Siamo di fronte ad un sistema che non funziona. Ci raccontano che tutte le risorse disponibili sono state assegnate, ma l'errore è proprio qui. Non si tratta di quantità ma di qualità. Si tratta di giustezza nella distribuzione, di metodo, di reale valutazione delle esigenze dei nostri figli. Per questo da anni con forza chiediamo alla Provincia di dotarsi di uno strumento di valutazione dei nostri ragazzi. Uno sforzo iniziale importante per una prima fotografia dei 2500 circa aventi bisogno che poi si ridurrebbe drasticamente per valutare anno dopo anno i nuovi casi.
Nel 2017/2018 non sono state messe a disposizione le giuste risorse. Con fatica i genitori si sono dovuti arrangiare e combattere per avere un aiuto. Ci siamo sentiti quasi in colpa nel chiedere un qualche cosa che spetta ai nostri bambini e ragazzi.
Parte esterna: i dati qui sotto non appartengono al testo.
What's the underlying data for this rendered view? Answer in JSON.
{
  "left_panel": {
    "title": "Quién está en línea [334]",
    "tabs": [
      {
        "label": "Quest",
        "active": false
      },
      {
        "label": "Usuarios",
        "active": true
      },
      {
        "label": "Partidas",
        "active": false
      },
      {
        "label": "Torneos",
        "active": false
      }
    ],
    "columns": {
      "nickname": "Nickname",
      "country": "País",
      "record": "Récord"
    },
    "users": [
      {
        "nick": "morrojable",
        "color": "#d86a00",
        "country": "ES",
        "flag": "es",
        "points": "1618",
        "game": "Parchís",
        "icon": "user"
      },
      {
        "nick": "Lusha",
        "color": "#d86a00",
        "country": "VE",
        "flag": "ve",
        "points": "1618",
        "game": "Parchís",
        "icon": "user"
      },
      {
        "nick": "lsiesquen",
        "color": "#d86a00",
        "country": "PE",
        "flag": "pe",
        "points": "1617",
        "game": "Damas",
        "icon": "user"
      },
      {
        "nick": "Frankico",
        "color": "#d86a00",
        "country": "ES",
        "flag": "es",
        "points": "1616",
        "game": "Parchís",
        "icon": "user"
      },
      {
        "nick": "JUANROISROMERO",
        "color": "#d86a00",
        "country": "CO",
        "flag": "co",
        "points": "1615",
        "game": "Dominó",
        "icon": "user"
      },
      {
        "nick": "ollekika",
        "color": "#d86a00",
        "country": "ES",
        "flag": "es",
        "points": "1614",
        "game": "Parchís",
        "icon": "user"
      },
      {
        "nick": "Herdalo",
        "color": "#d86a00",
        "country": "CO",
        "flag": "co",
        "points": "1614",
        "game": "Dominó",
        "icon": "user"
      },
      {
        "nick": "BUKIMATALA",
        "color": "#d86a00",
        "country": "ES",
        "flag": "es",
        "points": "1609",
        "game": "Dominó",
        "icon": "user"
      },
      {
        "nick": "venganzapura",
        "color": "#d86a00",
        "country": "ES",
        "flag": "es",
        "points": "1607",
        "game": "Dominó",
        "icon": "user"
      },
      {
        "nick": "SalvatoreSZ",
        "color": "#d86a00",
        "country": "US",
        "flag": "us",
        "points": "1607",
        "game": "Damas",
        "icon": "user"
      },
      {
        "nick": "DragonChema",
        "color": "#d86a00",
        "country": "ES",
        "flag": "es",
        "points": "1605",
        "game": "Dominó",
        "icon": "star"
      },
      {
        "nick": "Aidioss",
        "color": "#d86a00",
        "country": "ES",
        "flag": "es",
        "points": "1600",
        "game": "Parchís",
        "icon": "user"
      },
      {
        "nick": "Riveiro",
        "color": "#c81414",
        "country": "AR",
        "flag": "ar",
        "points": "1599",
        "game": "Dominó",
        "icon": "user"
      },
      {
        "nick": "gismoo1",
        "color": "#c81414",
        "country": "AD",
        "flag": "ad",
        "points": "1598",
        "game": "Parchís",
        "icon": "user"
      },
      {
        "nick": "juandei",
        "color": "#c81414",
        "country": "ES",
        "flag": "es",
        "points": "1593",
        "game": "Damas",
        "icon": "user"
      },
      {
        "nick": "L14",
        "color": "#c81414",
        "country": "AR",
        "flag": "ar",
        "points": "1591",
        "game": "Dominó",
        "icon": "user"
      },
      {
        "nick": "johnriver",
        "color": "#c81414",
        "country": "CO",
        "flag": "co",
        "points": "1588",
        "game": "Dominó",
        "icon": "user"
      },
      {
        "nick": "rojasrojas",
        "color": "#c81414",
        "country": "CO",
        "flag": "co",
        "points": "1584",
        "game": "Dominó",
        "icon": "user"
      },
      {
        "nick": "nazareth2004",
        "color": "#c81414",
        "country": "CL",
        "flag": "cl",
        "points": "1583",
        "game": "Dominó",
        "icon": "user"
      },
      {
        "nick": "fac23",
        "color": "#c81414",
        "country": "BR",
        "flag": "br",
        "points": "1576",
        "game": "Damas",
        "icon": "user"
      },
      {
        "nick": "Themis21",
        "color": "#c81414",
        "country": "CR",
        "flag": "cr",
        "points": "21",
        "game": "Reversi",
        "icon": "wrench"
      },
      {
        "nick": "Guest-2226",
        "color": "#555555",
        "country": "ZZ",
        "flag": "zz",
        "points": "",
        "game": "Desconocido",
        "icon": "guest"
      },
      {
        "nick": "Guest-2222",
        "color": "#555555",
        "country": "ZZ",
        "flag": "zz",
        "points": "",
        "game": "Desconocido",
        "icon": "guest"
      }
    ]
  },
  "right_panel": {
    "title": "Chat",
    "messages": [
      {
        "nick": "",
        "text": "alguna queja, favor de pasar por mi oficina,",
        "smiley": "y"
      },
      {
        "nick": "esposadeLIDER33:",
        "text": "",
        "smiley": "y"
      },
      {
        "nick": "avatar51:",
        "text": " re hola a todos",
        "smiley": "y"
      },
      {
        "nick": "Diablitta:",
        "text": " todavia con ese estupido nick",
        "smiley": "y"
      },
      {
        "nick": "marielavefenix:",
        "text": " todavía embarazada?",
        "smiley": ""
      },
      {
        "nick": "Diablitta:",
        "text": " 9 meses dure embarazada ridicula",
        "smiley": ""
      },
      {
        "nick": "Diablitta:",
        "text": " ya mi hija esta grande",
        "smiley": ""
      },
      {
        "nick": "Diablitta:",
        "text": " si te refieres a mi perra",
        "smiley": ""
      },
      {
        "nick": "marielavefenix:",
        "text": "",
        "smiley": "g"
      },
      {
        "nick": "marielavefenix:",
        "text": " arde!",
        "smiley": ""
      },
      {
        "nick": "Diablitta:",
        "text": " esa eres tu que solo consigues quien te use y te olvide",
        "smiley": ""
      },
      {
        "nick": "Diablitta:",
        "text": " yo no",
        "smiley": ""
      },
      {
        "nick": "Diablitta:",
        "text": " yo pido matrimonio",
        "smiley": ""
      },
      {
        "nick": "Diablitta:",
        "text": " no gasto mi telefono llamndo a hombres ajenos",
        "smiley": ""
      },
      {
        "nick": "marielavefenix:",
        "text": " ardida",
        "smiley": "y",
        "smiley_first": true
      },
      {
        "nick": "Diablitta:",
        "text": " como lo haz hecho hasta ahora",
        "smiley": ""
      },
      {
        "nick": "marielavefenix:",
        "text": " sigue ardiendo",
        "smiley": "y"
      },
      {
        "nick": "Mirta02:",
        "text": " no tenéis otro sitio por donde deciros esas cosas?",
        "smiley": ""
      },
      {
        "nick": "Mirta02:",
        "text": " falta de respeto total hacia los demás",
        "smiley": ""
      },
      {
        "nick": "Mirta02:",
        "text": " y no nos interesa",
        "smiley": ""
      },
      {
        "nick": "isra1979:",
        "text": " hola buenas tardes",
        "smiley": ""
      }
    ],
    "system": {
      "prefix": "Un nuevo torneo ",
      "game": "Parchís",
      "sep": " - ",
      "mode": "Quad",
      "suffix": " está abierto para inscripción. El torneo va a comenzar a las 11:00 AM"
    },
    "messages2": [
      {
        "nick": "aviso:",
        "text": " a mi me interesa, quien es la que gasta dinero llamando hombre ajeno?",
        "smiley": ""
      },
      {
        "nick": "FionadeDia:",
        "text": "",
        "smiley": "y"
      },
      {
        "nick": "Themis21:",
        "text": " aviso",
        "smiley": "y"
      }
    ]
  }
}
Una provincia che deve cominciare a gestire il bene pubblico con gli stessi criteri del buon padre di famiglia sapendo garantire prima le risorse per le categorie più deboli e poi programmare altre spese.  

Ad un recente incontro in Anffas mi è stato chiesto cosa mi spaventi come genitore per il futuro di mio figlio. Ho risposto che mi preoccupa l'arroganza di chi ci sta amministrando, la tuttologia che dilaga nella politica, miope e sorda di fronte alla voce flebile e troppo spesso rassegnata di tutti quei genitori che non dormono di notte pensando che i loro figli sono un peso per una società che non ha il coraggio di trattarli come persone, perché più comodo raggrupparli dentro una sigla e marchiarli con un codice.
Già sappiamo che a settembre 2018 ci saranno altri tagli. Questa volta però non staremo zitti a guardare. Vogliamo poter dire la nostra e soprattutto vogliamo che la politica si affidi a degli esperti per rivedere lo strumento di valutazione per la distribuzione delle risorse.